Thyroxine-binding globulin (TBG; the gene product of SERPINA7) is the main transporter of thyroid hormones in humans. Mutations in the TBG gene may lead to inherited TBG deficiency. There have been 28 reported mutations that associate with complete TBG deficiency (TBG-CD). Here we identified a novel frameshift mutation causing early termination of the TBG protein and TBG-CD in a Chinese family.

CASE SUMMARY

A 46-year-old Chinese man was referred to our hospital with normal free thyroxine, free triiodothyronine, thyrotropin, but lower total thyroxine and total triiodothyronine, and undetectable serum TBG, indicative of TBG-CD. Blood samples were obtained from the patient’s family members and thyroid function and serum TBG were evaluated. Genomic DNA from peripheral blood was sequenced to detect possible TBG mutation(s). Quantitative PCR high-resolution melting curve analysis was used to screen TBG-Poly (L283F) among 117 Chinese men. A novel mutation of TBG (p.Phe135Alafs*21), a 19-nucleotide insertion in exon 1, was identified, which resulted in a truncated TBG protein product and caused TBG-CD. The other mutation, identified in the proband’s father, is a known polymorphism, TBG-Poly (L283F). The frequency of the TBG-Poly allele among 117 unrelated Han Chinese men from northeast China was 21.37%.

CONCLUSION

A novel mutation in the TBG gene associated with the TBG-CD phenotype was identified in a Chinese family. Additionally, it was found that 21.37% of Chinese males had TBG-Poly (L283F).

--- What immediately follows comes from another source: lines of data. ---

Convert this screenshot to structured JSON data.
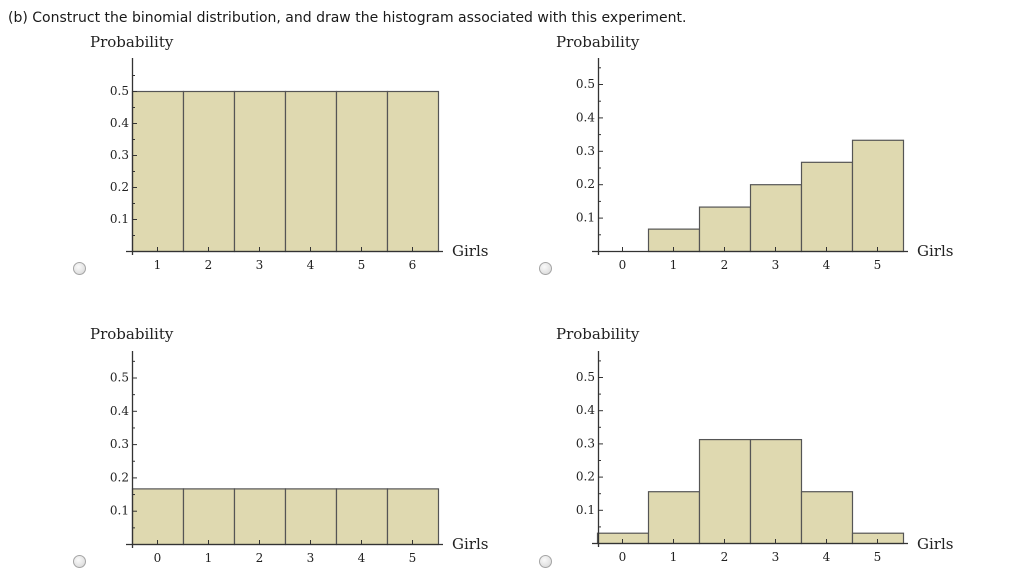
{
  "question": {
    "text": "(b) Construct the binomial distribution, and draw the histogram associated with this experiment."
  },
  "colors": {
    "bar_fill": "#dfd9b0",
    "bar_stroke": "#555555",
    "axis": "#333333",
    "text": "#222222"
  },
  "options": [
    {
      "id": "option-a",
      "ylabel": "Probability",
      "xlabel": "Girls",
      "ytick_labels": [
        "0.1",
        "0.2",
        "0.3",
        "0.4",
        "0.5"
      ],
      "xtick_labels": [
        "1",
        "2",
        "3",
        "4",
        "5",
        "6"
      ],
      "selected": false
    },
    {
      "id": "option-b",
      "ylabel": "Probability",
      "xlabel": "Girls",
      "ytick_labels": [
        "0.1",
        "0.2",
        "0.3",
        "0.4",
        "0.5"
      ],
      "xtick_labels": [
        "0",
        "1",
        "2",
        "3",
        "4",
        "5"
      ],
      "selected": false
    },
    {
      "id": "option-c",
      "ylabel": "Probability",
      "xlabel": "Girls",
      "ytick_labels": [
        "0.1",
        "0.2",
        "0.3",
        "0.4",
        "0.5"
      ],
      "xtick_labels": [
        "0",
        "1",
        "2",
        "3",
        "4",
        "5"
      ],
      "selected": false
    },
    {
      "id": "option-d",
      "ylabel": "Probability",
      "xlabel": "Girls",
      "ytick_labels": [
        "0.1",
        "0.2",
        "0.3",
        "0.4",
        "0.5"
      ],
      "xtick_labels": [
        "0",
        "1",
        "2",
        "3",
        "4",
        "5"
      ],
      "selected": false
    }
  ],
  "chart_data": [
    {
      "type": "bar",
      "title": "",
      "xlabel": "Girls",
      "ylabel": "Probability",
      "categories": [
        "1",
        "2",
        "3",
        "4",
        "5",
        "6"
      ],
      "values": [
        0.5,
        0.5,
        0.5,
        0.5,
        0.5,
        0.5
      ],
      "ylim": [
        0,
        0.58
      ],
      "grid": false,
      "legend": "none"
    },
    {
      "type": "bar",
      "title": "",
      "xlabel": "Girls",
      "ylabel": "Probability",
      "categories": [
        "0",
        "1",
        "2",
        "3",
        "4",
        "5"
      ],
      "values": [
        0,
        0.067,
        0.133,
        0.2,
        0.267,
        0.333
      ],
      "ylim": [
        0,
        0.58
      ],
      "grid": false,
      "legend": "none"
    },
    {
      "type": "bar",
      "title": "",
      "xlabel": "Girls",
      "ylabel": "Probability",
      "categories": [
        "0",
        "1",
        "2",
        "3",
        "4",
        "5"
      ],
      "values": [
        0.167,
        0.167,
        0.167,
        0.167,
        0.167,
        0.167
      ],
      "ylim": [
        0,
        0.58
      ],
      "grid": false,
      "legend": "none"
    },
    {
      "type": "bar",
      "title": "",
      "xlabel": "Girls",
      "ylabel": "Probability",
      "categories": [
        "0",
        "1",
        "2",
        "3",
        "4",
        "5"
      ],
      "values": [
        0.031,
        0.156,
        0.313,
        0.313,
        0.156,
        0.031
      ],
      "ylim": [
        0,
        0.58
      ],
      "grid": false,
      "legend": "none"
    }
  ]
}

Keywords: Thyroxine-binding globulin; Complete thyroxine-binding globulin deficiency; Partial thyroxine-binding globulin deficiency; Gene polymorphism; Case report

Core tip: We present herein a novel thyroxine-binding globulin (TBG) mutation in exon 1, c.381_382 ins TTGCAGATAGGAAATGCCC (p.Phe135Alafs*21), which was associated with complete TGB deficiency in a Chinese family. This 19-nucleotide insertion in exon 1 resulted in a frameshift and a premature stop codon at position 155 of the protein coding sequence. TBG deficiency is often misdiagnosed as hypothyroidism. Clinical awareness is needed to correctly diagnose affected individuals and avoid unnecessary treatment. Genomic testing is a method to identify the mutation carriers and provide appropriate genetic counseling for affected individuals.